Large-pore mesoporous silica: template design, thin film preparation and biomolecules infiltration

ALBERTI, SEBASTIÁN; SCHMIDT, SONJA; HAGENEDER, SIMONE; ANGELOMÉ, PAULA C.; SOLER-ILLIA, GALO JUAN DE AVILA ARTURO; VANA, PHILIPP; DOSTALEK, JAKUB; AZZARONI, OMAR; KNOLL, WOLFGANG

Materials Chemistry Frontiers

Royal Society of Chemistry

Año: 2023

Nanopores have been applied in the development of artificial biocatalytic systems, controlled drug delivery, and solid-state nanopore sensing devices. The interaction of biomacromolecules, sensitive to their microenvironment, with surfaces show a dependence on the nanopore diameter. In this context, ordered mesoporous materials obtained by evaporation-induced self-assembly, are model materials to test pore-biomolecule interactions. Nevertheless, these materials are generally restricted to pore diameters within the 2-10 nm range, therefore, new polymers as templating agents hold potential to provide an easy reproducible route for the synthesis of mesoporous silica thin films (MTF) with pore diameters above 10 nm without the use of swelling or additional structuring agents.
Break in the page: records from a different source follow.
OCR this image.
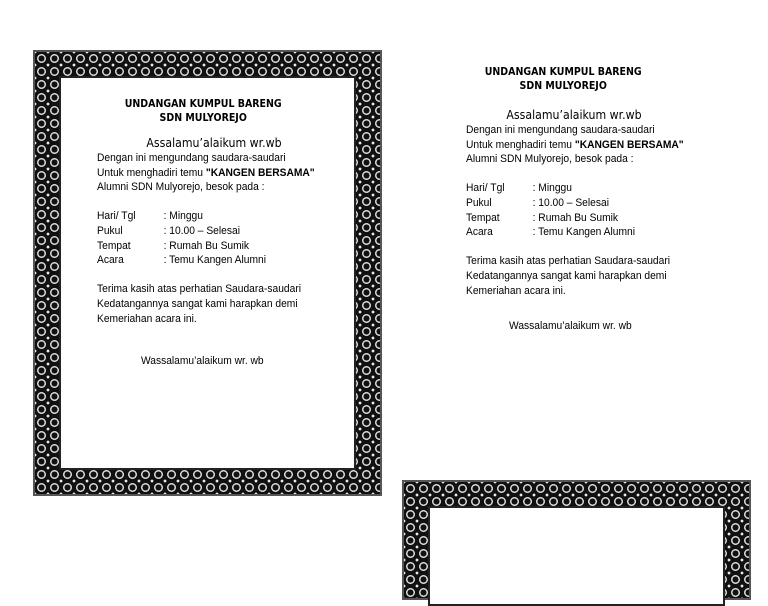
UNDANGAN KUMPUL BARENG
SDN MULYOREJO
Assalamu’alaikum wr.wb
Dengan ini mengundang saudara-saudari
Untuk menghadiri temu "KANGEN BERSAMA"
Alumni SDN Mulyorejo, besok pada :
Hari/ Tgl	: Minggu
Pukul	: 10.00 – Selesai
Tempat	: Rumah Bu Sumik
Acara	: Temu Kangen Alumni
Terima kasih atas perhatian Saudara-saudari
Kedatangannya sangat kami harapkan demi
Kemeriahan acara ini.
Wassalamu’alaikum wr. wb
UNDANGAN KUMPUL BARENG
SDN MULYOREJO
Assalamu’alaikum wr.wb
Dengan ini mengundang saudara-saudari
Untuk menghadiri temu "KANGEN BERSAMA"
Alumni SDN Mulyorejo, besok pada :
Hari/ Tgl	: Minggu
Pukul	: 10.00 – Selesai
Tempat	: Rumah Bu Sumik
Acara	: Temu Kangen Alumni
Terima kasih atas perhatian Saudara-saudari
Kedatangannya sangat kami harapkan demi
Kemeriahan acara ini.
Wassalamu’alaikum wr. wb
Here, we present a novel and simple approach towards tunable MTF through the combination of supramolecular templating and phase separation with block co-polymer tailor-made synthesis. Accurate tuning of the oxide pore size distribution (with small mesopores between 13-18 nm diameter) is achieved by controlling the length and the nature of the hydrophilic polymer block used as a template through a simple RAFT polymerization approach. The importance of these features is highlighted by showing the capability that these new materials offer for biomolecule infiltration benchmarked against the widespread MTF prepared using Pluronic F127 as a template. Effect of protein to pore diameter ratio, protein location and effect of pH and ionic strength is briefly tested and discussed.